Como es fácil suponer, a dicha invocación temática subyace una larga tradición filosófica y jurídica, a la que desearía referirme a continuación, al menos en forma sintética[1]. La noción de “humanidad”, tal como la venimos utilizando, obtuvo, por así decir, carta de ciudadanía en el lenguaje jurídico internacional, en especial en el Derecho Internacional Humanitario (DIH), aunque no necesariamente sea tan preciso su significado. Con ella se alude a una suerte de conciencia moral colectiva, dotada supuestamente de validez universal, acerca de ciertos valores o, como se les llama frecuentemente, ciertos “estándares” mínimos de convivencia humana tales como el respeto a la vida, la defensa de la libertad o la condena del sufrimiento producido por obra humana, y se apela enfáticamente a dicha conciencia en contraposición a situaciones históricas específicas en las que se ha experimentado una negación flagrante de esos valores. Es la defensa de la “humanidad” contra la “barbarie”. Es así como suele expresarse el problema en muchos preámbulos de los documentos internacionales relativos a nuestro tema, entre ellos también, por cierto, las diferentes convenciones internacionales sobre los derechos humanos.

Justamente: el valor de la humanidad; como una demanda urgente, también como una esperanza.

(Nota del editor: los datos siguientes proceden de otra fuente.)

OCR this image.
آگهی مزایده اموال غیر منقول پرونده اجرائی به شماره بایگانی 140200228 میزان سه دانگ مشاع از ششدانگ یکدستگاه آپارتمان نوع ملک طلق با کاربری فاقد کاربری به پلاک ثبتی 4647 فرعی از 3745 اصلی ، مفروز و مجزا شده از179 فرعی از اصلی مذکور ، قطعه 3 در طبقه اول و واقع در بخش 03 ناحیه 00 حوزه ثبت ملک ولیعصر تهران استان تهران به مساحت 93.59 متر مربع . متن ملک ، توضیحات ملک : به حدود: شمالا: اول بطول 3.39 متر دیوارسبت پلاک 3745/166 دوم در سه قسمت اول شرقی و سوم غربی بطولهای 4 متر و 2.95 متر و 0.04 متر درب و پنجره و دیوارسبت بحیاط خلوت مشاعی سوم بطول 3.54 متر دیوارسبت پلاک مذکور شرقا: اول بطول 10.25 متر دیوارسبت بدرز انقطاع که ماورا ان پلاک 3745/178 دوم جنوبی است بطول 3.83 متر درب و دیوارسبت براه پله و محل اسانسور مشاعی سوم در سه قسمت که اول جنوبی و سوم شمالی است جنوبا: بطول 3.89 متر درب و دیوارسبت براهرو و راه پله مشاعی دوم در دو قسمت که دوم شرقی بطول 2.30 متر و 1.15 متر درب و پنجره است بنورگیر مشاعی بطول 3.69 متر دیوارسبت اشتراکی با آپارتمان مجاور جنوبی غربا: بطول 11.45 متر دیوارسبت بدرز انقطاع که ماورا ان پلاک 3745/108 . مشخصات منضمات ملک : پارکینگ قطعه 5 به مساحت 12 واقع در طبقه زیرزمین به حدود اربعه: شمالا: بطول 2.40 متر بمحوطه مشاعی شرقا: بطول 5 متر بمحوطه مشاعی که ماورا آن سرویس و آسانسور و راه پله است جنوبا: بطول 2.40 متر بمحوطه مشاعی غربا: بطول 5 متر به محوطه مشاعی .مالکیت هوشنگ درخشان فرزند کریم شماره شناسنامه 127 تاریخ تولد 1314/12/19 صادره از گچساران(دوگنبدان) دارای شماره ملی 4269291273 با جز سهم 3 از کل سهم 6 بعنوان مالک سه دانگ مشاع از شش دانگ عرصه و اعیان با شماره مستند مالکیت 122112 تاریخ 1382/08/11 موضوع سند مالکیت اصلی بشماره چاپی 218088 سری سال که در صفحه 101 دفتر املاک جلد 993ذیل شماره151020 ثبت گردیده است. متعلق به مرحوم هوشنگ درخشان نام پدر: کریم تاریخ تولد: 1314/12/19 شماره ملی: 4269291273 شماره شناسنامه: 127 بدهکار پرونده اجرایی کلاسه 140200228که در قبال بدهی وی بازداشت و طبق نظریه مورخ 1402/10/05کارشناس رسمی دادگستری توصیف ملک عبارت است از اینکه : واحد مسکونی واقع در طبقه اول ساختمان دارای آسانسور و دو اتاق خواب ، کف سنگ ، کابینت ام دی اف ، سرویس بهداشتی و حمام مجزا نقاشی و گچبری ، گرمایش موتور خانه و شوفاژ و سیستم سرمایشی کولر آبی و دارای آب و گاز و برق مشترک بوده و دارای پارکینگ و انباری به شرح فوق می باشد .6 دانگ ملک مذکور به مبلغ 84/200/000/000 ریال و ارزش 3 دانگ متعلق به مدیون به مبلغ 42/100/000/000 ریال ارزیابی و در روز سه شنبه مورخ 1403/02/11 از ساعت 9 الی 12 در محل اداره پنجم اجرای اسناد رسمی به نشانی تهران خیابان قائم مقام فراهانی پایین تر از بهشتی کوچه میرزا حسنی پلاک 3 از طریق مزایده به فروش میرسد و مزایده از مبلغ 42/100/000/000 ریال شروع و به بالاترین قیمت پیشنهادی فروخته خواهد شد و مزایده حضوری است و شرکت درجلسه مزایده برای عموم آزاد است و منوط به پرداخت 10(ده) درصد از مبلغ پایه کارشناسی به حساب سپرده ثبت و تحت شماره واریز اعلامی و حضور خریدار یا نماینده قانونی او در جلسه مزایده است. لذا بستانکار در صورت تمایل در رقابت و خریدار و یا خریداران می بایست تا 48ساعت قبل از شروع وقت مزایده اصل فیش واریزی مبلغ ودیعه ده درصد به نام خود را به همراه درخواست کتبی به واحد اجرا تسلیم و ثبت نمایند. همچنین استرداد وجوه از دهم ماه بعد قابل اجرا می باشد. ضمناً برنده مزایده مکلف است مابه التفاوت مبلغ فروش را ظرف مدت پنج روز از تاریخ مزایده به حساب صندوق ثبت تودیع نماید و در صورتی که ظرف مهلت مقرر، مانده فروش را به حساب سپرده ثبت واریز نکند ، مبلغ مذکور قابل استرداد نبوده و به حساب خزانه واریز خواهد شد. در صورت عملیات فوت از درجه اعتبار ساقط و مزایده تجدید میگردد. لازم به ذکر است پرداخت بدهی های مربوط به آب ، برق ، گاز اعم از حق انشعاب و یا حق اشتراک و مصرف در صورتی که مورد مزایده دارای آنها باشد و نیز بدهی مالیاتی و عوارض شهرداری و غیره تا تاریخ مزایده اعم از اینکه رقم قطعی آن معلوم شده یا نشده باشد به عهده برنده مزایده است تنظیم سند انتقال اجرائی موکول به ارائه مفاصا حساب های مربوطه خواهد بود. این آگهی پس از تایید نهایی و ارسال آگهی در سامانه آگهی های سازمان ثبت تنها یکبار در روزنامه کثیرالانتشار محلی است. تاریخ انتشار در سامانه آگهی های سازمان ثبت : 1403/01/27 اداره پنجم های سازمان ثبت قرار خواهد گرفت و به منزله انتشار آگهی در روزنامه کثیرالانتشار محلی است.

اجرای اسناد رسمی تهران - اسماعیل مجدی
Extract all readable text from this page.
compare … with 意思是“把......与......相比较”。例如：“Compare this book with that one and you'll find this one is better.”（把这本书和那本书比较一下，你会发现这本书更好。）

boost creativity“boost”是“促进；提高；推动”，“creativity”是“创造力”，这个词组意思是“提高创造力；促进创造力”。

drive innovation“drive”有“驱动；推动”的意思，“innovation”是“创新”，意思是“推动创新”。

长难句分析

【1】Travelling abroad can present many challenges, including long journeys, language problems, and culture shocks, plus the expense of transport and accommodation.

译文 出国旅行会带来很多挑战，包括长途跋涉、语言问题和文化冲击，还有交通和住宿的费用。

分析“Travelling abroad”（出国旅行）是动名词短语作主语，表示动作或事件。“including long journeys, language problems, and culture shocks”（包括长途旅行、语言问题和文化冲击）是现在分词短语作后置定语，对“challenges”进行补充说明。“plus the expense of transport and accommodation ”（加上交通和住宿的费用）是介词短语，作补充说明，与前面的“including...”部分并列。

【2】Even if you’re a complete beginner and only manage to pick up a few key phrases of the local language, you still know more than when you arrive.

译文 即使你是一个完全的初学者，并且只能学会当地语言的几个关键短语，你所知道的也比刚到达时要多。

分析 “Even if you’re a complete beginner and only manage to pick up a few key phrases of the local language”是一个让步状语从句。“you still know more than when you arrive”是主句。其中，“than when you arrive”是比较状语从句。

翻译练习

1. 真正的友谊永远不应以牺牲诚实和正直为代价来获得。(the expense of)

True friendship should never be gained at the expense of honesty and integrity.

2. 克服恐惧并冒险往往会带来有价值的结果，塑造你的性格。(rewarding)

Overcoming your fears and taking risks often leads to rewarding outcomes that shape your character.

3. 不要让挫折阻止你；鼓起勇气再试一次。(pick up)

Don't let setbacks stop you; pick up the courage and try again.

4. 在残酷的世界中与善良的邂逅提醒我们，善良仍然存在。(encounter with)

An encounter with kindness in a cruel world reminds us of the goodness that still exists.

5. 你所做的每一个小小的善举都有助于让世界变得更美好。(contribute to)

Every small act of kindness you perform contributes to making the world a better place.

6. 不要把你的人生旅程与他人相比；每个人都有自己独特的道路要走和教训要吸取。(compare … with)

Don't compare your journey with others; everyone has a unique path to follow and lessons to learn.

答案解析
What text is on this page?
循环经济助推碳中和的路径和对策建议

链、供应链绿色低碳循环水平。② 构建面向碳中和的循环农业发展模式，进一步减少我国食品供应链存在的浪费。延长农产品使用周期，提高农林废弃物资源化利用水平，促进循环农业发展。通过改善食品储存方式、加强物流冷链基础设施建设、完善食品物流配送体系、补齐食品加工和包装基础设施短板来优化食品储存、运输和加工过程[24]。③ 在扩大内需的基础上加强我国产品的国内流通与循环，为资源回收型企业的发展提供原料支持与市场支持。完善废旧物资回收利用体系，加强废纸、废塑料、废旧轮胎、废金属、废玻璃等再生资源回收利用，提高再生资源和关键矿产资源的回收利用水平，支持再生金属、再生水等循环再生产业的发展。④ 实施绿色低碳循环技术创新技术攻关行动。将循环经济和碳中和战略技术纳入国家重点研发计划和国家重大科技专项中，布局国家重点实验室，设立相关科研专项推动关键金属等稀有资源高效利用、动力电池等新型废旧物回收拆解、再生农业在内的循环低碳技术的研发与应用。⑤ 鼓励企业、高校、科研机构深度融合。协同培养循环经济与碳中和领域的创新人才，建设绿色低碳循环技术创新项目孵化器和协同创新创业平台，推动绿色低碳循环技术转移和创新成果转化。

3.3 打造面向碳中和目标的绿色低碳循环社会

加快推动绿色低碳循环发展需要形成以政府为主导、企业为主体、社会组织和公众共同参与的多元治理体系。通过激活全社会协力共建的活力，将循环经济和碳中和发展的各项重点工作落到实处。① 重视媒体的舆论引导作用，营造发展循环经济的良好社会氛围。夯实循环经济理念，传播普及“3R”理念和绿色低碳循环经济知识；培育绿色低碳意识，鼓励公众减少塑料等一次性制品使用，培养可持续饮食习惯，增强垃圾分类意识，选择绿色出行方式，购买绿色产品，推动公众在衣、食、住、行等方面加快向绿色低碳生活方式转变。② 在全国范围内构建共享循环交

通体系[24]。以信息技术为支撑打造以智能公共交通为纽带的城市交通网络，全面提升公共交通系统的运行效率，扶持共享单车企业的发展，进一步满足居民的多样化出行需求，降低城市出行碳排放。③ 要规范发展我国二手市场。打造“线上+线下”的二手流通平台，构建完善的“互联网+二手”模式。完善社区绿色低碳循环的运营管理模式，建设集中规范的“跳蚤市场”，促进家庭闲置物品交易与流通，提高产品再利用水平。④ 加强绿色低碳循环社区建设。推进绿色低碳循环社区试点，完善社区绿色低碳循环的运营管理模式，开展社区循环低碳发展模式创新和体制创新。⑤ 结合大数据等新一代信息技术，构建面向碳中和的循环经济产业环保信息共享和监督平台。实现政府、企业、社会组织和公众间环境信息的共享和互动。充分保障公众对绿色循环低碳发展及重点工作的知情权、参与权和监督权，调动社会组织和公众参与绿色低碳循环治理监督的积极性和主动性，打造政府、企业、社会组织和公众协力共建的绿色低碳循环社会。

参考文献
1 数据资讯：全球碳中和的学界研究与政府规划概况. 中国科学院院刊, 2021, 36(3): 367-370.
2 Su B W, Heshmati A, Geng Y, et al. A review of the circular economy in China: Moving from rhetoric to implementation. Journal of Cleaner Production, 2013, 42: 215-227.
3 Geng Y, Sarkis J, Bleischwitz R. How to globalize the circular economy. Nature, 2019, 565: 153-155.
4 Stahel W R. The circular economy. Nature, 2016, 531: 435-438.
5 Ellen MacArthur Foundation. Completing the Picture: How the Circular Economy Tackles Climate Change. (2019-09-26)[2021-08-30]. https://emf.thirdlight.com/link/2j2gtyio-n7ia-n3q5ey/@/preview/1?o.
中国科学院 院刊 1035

Ante situaciones extremas, hace falta apelar a los principios más fundamentales”.

Ahora bien, como ha sido señalado por más de un autor, entre otros por Jacques Derrida[2], el uso que se hace del término “humanidad” en el DIH no parece muy diferente del que se hace del término “humanitas” en el contexto de su primera aparición en latín. La fuente más importante a la que nos remite la investigación filológica es Cicerón. Se trata de un término latino, romano, no de una mera traducción del griego, aunque puedan por cierto rastrearse raíces conceptuales en la cultura helénica. La primera referencia que se conoce proviene de un alegato del joven abogado Cicerón, en el año 80 a.C., en defensa de Sexto Roscio, un ciudadano romano del que la sangrienta dictadura de Sila quiere deshacerse y despojar de sus bienes, como lo ha hecho ya con miles de opositores al gobierno. Son tiempos, recordemos, de una cruenta guerra civil en Roma que ha costado muchas muertes y que ha terminado con la instauración de una dictadura, famosa en la historia por su crueldad y su violencia. Finalizando su alegato, dice Cicerón: “Señores miembros del jurado […], el pueblo romano, que en otras épocas ha mostrado piedad incluso frente a sus enemigos, actualmente está padeciendo las consecuencias de una impiedad interna. […] Viendo y escuchando constantemente que la criminalidad se expande por doquier, corremos el riesgo, todos, hasta los más sensibles, […] de perder el sentimiento de humanidad (el sensum humanitatis) de nuestro corazón”[3]. Sensus humanitatis. Así aparece por vez primera el término “humanitas”: como evocación de un sentimiento de piedad y de compasión hacia los otros por el solo hecho de ser humanos, como un ideal de conducta moral culturalmente delineado. El ideal se hace valer, además, como vemos, en un contexto jurídico, como instancia ética genérica de apelación en contra de una situación de crueldad y de violencia políticas.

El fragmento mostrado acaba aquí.